Tom Stoppard was born to a Jewish family in the Czech city of Zlín in 1937. Two years later, his parents fled the country with him to escape the Nazi occupation. They moved to Singapore, where his father died as a Japanese prisoner of war, and then to Darjeeling, India, where he attended an American boarding school and his mother married Kenneth Stoppard, an English army officer. (This is how his name changed from Tomáš Sträussler, his birth name, to Tom Stoppard.) He moved to England with his family at age 10 and continued his education in Yorkshire. But he quit school at age 17 to become a journalist and never went to college. For a decade, Stoppard worked as a reporter and theatre critic, befriending actors and directors until he started writing plays of his own. His first play,
A Walk on the Water, was an instant hit in 1962, and two years later, he published
Rosencrantz and Guildenstern Are Dead, which remains his best-known work today. In the more than five decades since, he has written around three dozen stage plays and nearly as many major screenplays (including many adaptations from novels, the Academy Award winner
Shakespeare in Love, and even parts of the third
Star Wars movie).
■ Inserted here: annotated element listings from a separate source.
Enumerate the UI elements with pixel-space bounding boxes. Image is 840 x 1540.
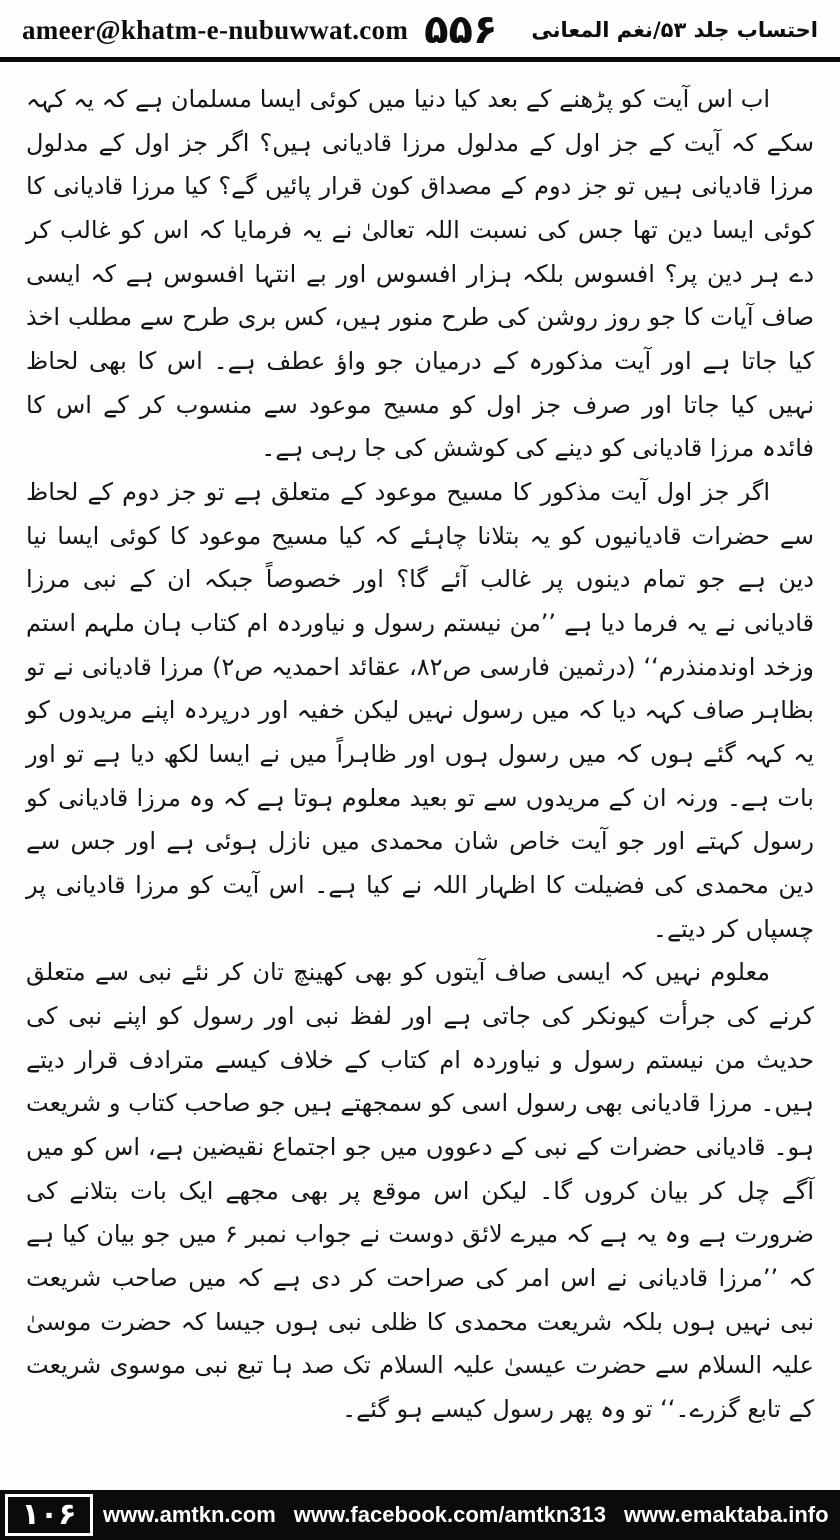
- website-link-amtkn: www.amtkn.com: [103, 1502, 276, 1527]
- paragraph-2: اگر جز اول آیت مذکور کا مسیح موعود کے متعلق ہے تو جز دوم کے لحاظ سے حضرات قادیانیوں کو یہ بتلانا چاہئے کہ کیا مسیح موعود کا کوئی ایسا نیا دین ہے جو تمام دینوں پر غالب آئے گا؟ اور خصوصاً جبکہ ان کے نبی مرزا قادیانی نے یہ فرما دیا ہے ’’من نیستم رسول و نیاوردہ ام کتاب ہان ملہم استم وزخد اوندمنذرم‘‘ (درثمین فارسی ص۸۲، عقائد احمدیہ ص۲) مرزا قادیانی نے تو بظاہر صاف کہہ دیا کہ میں رسول نہیں لیکن خفیہ اور درپردہ اپنے مریدوں کو یہ کہہ گئے ہوں کہ میں رسول ہوں اور ظاہراً میں نے ایسا لکھ دیا ہے تو اور بات ہے۔ ورنہ ان کے مریدوں سے تو بعید معلوم ہوتا ہے کہ وہ مرزا قادیانی کو رسول کہتے اور جو آیت خاص شان محمدی میں نازل ہوئی ہے اور جس سے دین محمدی کی فضیلت کا اظہار اللہ نے کیا ہے۔ اس آیت کو مرزا قادیانی پر چسپاں کر دیتے۔: [26, 478, 815, 943]
- paragraph-3: معلوم نہیں کہ ایسی صاف آیتوں کو بھی کھینچ تان کر نئے نبی سے متعلق کرنے کی جرأت کیونکر کی جاتی ہے اور لفظ نبی اور رسول کو اپنے نبی کی حدیث من نیستم رسول و نیاوردہ ام کتاب کے خلاف کیسے مترادف قرار دیتے ہیں۔ مرزا قادیانی بھی رسول اسی کو سمجھتے ہیں جو صاحب کتاب و شریعت ہو۔ قادیانی حضرات کے نبی کے دعووں میں جو اجتماع نقیضین ہے، اس کو میں آگے چل کر بیان کروں گا۔ لیکن اس موقع پر بھی مجھے ایک بات بتلانے کی ضرورت ہے وہ یہ ہے کہ میرے لائق دوست نے جواب نمبر ۶ میں جو بیان کیا ہے کہ ’’مرزا قادیانی نے اس امر کی صراحت کر دی ہے کہ میں صاحب شریعت نبی نہیں ہوں بلکہ شریعت محمدی کا ظلی نبی ہوں جیسا کہ حضرت موسیٰ علیہ السلام سے حضرت عیسیٰ علیہ السلام تک صد ہا تبع نبی موسوی شریعت کے تابع گزرے۔‘‘ تو وہ پھر رسول کیسے ہو گئے۔: [26, 958, 814, 1424]
- paragraph-1: اب اس آیت کو پڑھنے کے بعد کیا دنیا میں کوئی ایسا مسلمان ہے کہ یہ کہہ سکے کہ آیت کے جز اول کے مدلول مرزا قادیانی ہیں؟ اگر جز اول کے مدلول مرزا قادیانی ہیں تو جز دوم کے مصداق کون قرار پائیں گے؟ کیا مرزا قادیانی کا کوئی ایسا دین تھا جس کی نسبت اللہ تعالیٰ نے یہ فرمایا کہ اس کو غالب کر دے ہر دین پر؟ افسوس بلکہ ہزار افسوس اور بے انتہا افسوس ہے کہ ایسی صاف آیات کا جو روز روشن کی طرح منور ہیں، کس بری طرح سے مطلب اخذ کیا جاتا ہے اور آیت مذکورہ کے درمیان جو واؤ عطف ہے۔ اس کا بھی لحاظ نہیں کیا جاتا اور صرف جز اول کو مسیح موعود سے منسوب کر کے اس کا فائدہ مرزا قادیانی کو دینے کی کوشش کی جا رہی ہے۔: [26, 85, 814, 463]
- facebook-link: www.facebook.com/amtkn313: [293, 1502, 606, 1527]
- page-number-top: ۵۵۶: [424, 7, 498, 53]
- footer-links: [103, 1502, 829, 1528]
- publisher-email: ameer@khatm-e-nubuwwat.com: [22, 14, 409, 45]
- book-title: احتساب جلد ۵۳/نغم المعانی: [531, 18, 818, 42]
- website-link-emaktaba: www.emaktaba.info: [623, 1502, 829, 1527]
- page-number-bottom: ۱۰۶: [5, 1494, 93, 1536]
- page-body: [0, 62, 840, 1432]
- page-header: [0, 0, 840, 52]
- footer-bar: [0, 1490, 840, 1540]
Between 1968 and 2020, he won seven Tony Awards and Laurence Olivier Awards for Best Play. (As of 2022, he is tied for the most Tony Award wins for writing.) He has also translated numerous plays from throughout Europe into English—most notably those of the Czech writer, activist, and eventual president Václav Havel. After communist rule ended in the Czech Republic and Slovakia in the early 1990s, Stoppard finally returned to his birthplace of Zlín and learned, tragically, that his grandparents and his mother’s three sisters were all murdered in Nazi concentration camps. He was knighted in 1997 and remains one of Britain’s most highly regarded playwrights today.